Nous observerons plus simplement et plus logiquement que ce simulacre de réémergence du neocon correspond, du point de vue opérationnel, à une accélération supplémentaire de la politique-Système, notamment et essentiellement avec la crise ukrainienne. Le neocon en tire un supplément de notoriété qui fait qu’on parle de lui un peu plus (beaucoup) qu’on ne fait d’habitude, comme s’il réapparaissait alors qu’il n’a jamais disparu par définition puisqu’il est totalement intégré dans la matériel humain des tendances qui sont au service de la politique-Système. Pour la Syrie, la pression interventionniste exactement de même type qu’avec l’Ukraine, renvoyant à la politique-Système, était présentée comme le fait essentiellement des liberal hawks (libéraux interventionnistes), qui désignent le même type d’activistes, et souvent les mêmes personnes, prônant ici l’“agression humanitariste” là où le neocon prône l’“agression idéologiste”. Ces deux expressions recouvrant deux facettes d’une même démarche, ce qui explique qu’on retrouve les mêmes individus : l’“agression” de cette sorte qui répond au diktat de la politique-Système est présentée à la fois comme “humanitariste” et “idéologiste”, opérationnalisation les prétentions humanitaires et idéologiques du troupeau lorsqu’il est réuni.
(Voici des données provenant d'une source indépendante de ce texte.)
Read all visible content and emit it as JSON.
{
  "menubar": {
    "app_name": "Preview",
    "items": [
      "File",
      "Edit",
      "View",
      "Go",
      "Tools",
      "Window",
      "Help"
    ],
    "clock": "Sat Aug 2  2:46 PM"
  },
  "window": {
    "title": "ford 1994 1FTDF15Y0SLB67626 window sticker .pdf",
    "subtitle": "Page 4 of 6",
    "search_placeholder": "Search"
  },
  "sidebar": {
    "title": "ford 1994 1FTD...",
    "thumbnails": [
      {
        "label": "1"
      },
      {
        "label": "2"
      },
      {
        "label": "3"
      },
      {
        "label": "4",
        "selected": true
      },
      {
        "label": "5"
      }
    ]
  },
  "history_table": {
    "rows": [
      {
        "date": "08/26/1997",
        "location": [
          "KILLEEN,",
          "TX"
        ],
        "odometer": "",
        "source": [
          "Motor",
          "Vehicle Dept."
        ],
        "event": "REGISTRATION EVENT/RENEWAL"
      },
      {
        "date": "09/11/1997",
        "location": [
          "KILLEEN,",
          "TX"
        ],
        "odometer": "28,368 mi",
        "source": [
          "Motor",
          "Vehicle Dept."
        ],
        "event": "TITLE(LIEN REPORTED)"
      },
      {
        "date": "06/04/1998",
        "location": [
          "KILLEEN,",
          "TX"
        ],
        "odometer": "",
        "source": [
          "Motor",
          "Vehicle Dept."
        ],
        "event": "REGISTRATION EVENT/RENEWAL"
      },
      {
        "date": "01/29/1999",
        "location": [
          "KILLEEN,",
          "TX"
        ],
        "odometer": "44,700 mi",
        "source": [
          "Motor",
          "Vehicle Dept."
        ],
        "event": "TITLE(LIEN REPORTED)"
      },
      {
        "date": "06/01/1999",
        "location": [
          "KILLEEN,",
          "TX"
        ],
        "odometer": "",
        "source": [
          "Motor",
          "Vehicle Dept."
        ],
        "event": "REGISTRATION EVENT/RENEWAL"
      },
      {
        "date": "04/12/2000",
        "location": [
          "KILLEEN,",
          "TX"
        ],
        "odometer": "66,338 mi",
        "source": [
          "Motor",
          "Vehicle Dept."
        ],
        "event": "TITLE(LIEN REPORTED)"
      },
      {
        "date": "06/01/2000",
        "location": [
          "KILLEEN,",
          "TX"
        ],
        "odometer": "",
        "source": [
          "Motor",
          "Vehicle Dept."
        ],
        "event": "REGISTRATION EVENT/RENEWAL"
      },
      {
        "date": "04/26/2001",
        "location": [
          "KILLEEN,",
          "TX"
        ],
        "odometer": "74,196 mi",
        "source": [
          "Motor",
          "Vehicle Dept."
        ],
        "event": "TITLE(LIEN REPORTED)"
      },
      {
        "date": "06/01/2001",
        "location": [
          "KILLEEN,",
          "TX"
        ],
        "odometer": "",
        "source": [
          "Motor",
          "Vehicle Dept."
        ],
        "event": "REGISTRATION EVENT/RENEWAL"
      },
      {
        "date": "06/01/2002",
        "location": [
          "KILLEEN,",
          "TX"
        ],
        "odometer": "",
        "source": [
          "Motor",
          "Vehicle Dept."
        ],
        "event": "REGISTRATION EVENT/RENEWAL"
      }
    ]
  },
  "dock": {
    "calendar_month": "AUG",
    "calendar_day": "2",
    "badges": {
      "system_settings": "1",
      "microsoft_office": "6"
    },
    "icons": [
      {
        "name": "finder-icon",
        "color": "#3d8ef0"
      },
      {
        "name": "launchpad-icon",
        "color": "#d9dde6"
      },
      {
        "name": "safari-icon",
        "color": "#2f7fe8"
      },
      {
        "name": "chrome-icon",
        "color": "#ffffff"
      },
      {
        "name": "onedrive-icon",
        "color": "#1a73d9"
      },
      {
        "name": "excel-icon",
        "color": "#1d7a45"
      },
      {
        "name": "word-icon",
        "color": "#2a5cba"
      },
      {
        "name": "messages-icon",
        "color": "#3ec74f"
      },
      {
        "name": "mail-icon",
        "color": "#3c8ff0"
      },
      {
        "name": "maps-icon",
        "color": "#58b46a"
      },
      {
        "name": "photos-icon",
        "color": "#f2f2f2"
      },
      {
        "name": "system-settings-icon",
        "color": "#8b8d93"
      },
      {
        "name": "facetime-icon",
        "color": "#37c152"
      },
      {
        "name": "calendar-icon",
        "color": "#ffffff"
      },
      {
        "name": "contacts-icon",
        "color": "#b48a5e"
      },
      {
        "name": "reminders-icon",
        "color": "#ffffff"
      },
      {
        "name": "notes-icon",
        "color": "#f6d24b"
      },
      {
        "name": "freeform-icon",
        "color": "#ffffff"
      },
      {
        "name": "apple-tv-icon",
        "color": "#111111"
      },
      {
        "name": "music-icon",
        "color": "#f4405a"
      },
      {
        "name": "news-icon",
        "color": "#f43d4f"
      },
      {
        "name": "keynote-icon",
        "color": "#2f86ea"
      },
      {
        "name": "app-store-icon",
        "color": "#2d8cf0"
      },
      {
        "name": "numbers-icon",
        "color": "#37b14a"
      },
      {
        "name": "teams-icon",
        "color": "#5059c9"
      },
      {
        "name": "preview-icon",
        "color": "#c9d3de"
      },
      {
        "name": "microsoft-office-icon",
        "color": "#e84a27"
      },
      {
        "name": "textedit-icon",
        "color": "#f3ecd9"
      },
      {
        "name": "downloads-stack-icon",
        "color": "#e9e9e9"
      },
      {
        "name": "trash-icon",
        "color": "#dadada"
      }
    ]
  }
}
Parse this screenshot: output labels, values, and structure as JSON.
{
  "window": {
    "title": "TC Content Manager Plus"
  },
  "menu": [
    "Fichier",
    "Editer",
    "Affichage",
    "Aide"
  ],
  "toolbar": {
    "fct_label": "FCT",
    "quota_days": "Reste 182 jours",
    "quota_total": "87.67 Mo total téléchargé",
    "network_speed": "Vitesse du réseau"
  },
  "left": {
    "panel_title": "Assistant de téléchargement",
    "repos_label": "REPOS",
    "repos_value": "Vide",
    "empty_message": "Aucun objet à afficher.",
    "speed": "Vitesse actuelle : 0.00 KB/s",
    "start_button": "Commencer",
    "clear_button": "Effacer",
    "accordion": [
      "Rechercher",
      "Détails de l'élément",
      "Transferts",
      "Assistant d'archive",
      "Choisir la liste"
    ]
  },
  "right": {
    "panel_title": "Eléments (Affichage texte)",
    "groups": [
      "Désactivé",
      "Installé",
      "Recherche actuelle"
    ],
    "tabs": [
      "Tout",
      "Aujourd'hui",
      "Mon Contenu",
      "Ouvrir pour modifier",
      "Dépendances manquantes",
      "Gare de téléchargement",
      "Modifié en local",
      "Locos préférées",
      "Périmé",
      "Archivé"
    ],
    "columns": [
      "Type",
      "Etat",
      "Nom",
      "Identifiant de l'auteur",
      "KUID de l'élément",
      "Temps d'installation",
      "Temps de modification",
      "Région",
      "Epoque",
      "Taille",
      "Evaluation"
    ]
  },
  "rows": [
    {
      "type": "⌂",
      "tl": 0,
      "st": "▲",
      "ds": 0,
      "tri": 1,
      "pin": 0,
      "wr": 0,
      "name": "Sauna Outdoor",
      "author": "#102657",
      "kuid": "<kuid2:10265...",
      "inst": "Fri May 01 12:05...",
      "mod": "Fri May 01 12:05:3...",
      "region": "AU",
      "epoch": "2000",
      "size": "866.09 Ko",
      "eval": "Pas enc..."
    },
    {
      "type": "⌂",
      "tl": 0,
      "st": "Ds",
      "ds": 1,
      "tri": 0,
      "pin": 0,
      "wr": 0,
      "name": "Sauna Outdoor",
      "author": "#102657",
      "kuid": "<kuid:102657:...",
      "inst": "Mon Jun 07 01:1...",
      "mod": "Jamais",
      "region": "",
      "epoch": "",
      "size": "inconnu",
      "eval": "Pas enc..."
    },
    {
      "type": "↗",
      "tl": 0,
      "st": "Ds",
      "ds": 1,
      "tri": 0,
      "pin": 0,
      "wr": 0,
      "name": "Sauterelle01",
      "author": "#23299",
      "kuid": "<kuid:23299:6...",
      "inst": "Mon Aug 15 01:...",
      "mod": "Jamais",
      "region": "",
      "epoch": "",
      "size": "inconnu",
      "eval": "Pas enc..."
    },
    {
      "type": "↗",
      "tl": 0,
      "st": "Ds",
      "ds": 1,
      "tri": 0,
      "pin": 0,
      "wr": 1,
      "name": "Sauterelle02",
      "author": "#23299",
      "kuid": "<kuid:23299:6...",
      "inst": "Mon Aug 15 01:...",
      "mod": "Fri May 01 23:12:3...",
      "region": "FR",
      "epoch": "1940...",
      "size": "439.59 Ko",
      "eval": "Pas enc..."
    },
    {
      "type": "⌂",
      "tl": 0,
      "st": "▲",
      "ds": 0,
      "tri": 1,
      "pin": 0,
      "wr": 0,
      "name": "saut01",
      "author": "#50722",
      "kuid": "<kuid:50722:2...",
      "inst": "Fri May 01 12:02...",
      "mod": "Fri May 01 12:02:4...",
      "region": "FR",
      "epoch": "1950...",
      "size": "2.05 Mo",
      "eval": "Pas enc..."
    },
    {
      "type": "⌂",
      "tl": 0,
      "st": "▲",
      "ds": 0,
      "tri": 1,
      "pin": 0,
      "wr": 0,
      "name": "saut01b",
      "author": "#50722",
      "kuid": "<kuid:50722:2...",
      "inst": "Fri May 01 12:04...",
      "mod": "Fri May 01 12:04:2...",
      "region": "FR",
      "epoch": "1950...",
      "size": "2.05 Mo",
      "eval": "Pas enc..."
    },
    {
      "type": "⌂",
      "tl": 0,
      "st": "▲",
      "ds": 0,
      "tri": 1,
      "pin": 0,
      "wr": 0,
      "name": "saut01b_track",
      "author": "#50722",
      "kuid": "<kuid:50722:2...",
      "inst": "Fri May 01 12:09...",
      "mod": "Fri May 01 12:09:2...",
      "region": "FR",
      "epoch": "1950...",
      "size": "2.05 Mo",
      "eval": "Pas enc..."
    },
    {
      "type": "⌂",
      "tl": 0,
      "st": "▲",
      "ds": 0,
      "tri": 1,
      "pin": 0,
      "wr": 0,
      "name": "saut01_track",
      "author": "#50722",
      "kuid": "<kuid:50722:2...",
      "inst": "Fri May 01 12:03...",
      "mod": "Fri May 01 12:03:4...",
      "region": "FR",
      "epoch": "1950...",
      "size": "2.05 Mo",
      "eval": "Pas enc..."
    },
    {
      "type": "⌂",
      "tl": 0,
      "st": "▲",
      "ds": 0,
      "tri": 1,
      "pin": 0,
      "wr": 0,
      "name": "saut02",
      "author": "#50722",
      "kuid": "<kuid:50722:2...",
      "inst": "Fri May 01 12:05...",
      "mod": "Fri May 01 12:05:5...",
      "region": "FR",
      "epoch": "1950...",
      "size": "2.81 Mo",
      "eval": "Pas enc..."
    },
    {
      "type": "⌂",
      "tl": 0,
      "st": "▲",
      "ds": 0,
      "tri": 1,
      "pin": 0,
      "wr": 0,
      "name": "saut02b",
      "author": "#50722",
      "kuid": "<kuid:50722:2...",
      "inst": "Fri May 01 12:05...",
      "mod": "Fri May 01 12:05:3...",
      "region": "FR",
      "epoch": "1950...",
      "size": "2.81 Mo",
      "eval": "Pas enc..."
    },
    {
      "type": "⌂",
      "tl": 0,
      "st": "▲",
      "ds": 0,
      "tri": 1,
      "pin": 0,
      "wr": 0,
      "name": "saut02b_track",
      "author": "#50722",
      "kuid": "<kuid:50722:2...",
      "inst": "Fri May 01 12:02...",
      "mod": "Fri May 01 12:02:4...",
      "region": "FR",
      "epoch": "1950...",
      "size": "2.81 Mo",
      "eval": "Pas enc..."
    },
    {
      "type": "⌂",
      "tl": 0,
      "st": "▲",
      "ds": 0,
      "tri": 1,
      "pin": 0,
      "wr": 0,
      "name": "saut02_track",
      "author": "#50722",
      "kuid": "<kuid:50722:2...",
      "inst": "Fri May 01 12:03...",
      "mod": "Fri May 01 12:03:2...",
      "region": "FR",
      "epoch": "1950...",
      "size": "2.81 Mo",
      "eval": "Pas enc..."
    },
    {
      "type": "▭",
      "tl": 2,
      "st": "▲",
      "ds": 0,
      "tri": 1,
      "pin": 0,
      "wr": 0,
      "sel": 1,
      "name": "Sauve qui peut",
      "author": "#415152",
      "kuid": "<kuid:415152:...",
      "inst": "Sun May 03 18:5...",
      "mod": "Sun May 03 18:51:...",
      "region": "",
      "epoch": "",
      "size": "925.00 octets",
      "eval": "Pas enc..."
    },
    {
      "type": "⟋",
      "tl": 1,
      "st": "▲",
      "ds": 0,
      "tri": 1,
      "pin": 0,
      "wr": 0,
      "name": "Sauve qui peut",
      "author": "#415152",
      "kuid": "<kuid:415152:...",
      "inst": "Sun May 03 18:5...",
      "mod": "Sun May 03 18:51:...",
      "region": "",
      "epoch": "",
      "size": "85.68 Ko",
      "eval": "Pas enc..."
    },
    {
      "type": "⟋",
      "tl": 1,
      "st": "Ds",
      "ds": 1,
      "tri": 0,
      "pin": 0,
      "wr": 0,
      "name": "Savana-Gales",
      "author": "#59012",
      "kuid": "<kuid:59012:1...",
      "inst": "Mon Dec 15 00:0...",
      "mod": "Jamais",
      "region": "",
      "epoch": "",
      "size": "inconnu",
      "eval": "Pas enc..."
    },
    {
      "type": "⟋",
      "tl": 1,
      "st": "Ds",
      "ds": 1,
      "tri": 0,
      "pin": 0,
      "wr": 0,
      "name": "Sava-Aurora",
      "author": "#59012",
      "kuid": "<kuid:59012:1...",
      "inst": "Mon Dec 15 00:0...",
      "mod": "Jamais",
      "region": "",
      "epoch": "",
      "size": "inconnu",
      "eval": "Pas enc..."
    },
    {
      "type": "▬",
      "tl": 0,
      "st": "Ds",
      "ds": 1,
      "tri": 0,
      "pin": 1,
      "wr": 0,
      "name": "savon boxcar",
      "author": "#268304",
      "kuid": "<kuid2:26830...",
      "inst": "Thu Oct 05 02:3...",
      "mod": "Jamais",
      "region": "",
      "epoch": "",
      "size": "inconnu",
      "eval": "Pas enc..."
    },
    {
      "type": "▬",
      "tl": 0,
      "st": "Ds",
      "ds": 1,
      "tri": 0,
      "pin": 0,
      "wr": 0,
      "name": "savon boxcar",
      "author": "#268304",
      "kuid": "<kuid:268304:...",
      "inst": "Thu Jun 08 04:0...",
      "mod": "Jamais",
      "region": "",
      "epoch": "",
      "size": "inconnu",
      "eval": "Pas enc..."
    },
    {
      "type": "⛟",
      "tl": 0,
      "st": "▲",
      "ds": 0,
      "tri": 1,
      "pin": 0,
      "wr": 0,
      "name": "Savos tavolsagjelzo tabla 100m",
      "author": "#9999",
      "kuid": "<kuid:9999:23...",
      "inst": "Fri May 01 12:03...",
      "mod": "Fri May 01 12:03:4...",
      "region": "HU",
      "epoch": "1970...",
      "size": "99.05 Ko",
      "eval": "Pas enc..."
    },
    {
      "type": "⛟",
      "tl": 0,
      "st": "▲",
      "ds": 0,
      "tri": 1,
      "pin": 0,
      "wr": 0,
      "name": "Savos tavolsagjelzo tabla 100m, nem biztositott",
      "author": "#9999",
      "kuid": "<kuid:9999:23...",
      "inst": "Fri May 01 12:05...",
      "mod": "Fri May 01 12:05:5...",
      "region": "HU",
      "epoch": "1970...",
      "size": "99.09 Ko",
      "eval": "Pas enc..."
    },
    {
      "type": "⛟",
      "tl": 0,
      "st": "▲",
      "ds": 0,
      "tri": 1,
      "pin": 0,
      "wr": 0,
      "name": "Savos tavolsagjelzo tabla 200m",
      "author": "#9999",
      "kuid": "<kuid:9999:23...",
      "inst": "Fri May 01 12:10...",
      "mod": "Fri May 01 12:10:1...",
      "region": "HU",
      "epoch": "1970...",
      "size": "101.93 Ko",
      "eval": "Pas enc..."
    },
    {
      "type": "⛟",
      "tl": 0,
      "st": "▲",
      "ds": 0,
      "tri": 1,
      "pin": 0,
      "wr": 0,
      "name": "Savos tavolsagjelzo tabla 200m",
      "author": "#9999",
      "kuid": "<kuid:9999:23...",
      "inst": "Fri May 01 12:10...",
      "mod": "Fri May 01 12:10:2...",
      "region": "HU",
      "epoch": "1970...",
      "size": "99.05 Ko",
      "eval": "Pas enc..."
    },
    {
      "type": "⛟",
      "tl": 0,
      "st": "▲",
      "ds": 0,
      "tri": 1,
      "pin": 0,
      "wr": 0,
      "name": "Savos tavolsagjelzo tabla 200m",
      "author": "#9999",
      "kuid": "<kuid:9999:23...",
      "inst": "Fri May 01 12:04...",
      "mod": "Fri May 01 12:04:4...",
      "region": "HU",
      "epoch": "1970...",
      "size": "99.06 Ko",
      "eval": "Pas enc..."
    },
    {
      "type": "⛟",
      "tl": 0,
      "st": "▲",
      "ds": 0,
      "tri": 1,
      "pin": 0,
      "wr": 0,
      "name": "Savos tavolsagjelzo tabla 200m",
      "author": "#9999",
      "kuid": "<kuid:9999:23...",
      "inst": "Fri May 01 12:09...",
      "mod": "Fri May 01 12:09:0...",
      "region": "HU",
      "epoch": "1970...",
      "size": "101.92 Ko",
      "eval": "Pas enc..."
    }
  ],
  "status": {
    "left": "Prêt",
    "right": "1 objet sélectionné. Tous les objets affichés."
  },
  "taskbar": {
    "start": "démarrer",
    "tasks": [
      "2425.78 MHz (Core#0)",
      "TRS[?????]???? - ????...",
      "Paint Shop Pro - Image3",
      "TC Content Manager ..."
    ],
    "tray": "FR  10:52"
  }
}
Il y a “réémergence médiatique” ou “réémergence de communication” du neocon ; il n’y a pas une “nouvelle politique” mais, pour paraphraser Clausewitz en une formule marquée par la complication postmoderne nécessité par le simulacre qui fonde la postmodernité, “continuation de la politique-Système par une autre étiquette des mêmes ‘idiots utiles’ du système de la communication”.